Pro-Life campaigners demonstrate outside the Irish Parliament in Dublin, Ireland in this file photo taken on July 10, 2013. Reuters

The United Nations has essentially endorsed the killing of innocent unborn babies, and pro-life advocates will not take this sitting down.

Pro-life groups and individuals are joining forces to criticise a recent ruling from the United Nations human rights committee which described the ban on abortions imposed by the Irish government as a violation of women's rights.

Niamh Ui Bhriain of Ireland's Life Institute, for instance, said that the U.N. committee's pro-abortion decision clearly runs counter to the international organisation's mandate to protect the powerless, particularly the unborn.

"Instead of protecting the most vulnerable, the U.N. has chosen, yet again, to champion abortion, and has trampled on the right of people with disabilities," Ui Bhriain told The Catholic News Agency (CNA).

The pro-life advocate also said that the U.N. body "seriously undermined its credibility by rushing to support abortion."

"Their reasoning is so distorted that it has lost all meaning," she said. "Abortion is inhumane, and the U.N. should seek to find progressive answers to assist women who are told their babies may not live for long after birth."

In its recent ruling seen to open the floodgates to more abortions worldwide, the U.N. human rights committee said that the Irish government subjected a pregnant woman named Amanda Mellet to severe emotional and mental pain and suffering in 2011, when she was told she could not have an abortion in Ireland.

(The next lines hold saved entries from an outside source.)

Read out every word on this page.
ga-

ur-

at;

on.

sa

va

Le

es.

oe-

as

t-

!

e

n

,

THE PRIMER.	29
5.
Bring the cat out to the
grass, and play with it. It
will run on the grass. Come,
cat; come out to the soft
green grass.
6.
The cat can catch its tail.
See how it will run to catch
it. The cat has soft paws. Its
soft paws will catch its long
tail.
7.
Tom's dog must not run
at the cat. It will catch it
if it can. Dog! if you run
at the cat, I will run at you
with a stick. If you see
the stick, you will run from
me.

Mellet's unborn child was said to be suffering from fatal congenital defects.

The U.N. panel said Ireland should introduce "accessible procedures for pregnancy termination."

"[Ireland] should amend its law on voluntary termination of pregnancy, including if necessary its Constitution, to ensure compliance with the covenant, including effective, timely and accessible procedures for pregnancy termination in Ireland," the ruling stated.

Michael Kelly, editor of the Irish Catholic newspaper, meanwhile said that the U.N. committee has effectively revealed its pro-abortion bias through this recent ruling.

"I'm afraid that the Human Rights Committee has exposed itself as effectively a pro-abortion lobby group, which, at the very least, calls in to question the body's right to comment on matters in relation to human rights," Kelly also told CNA.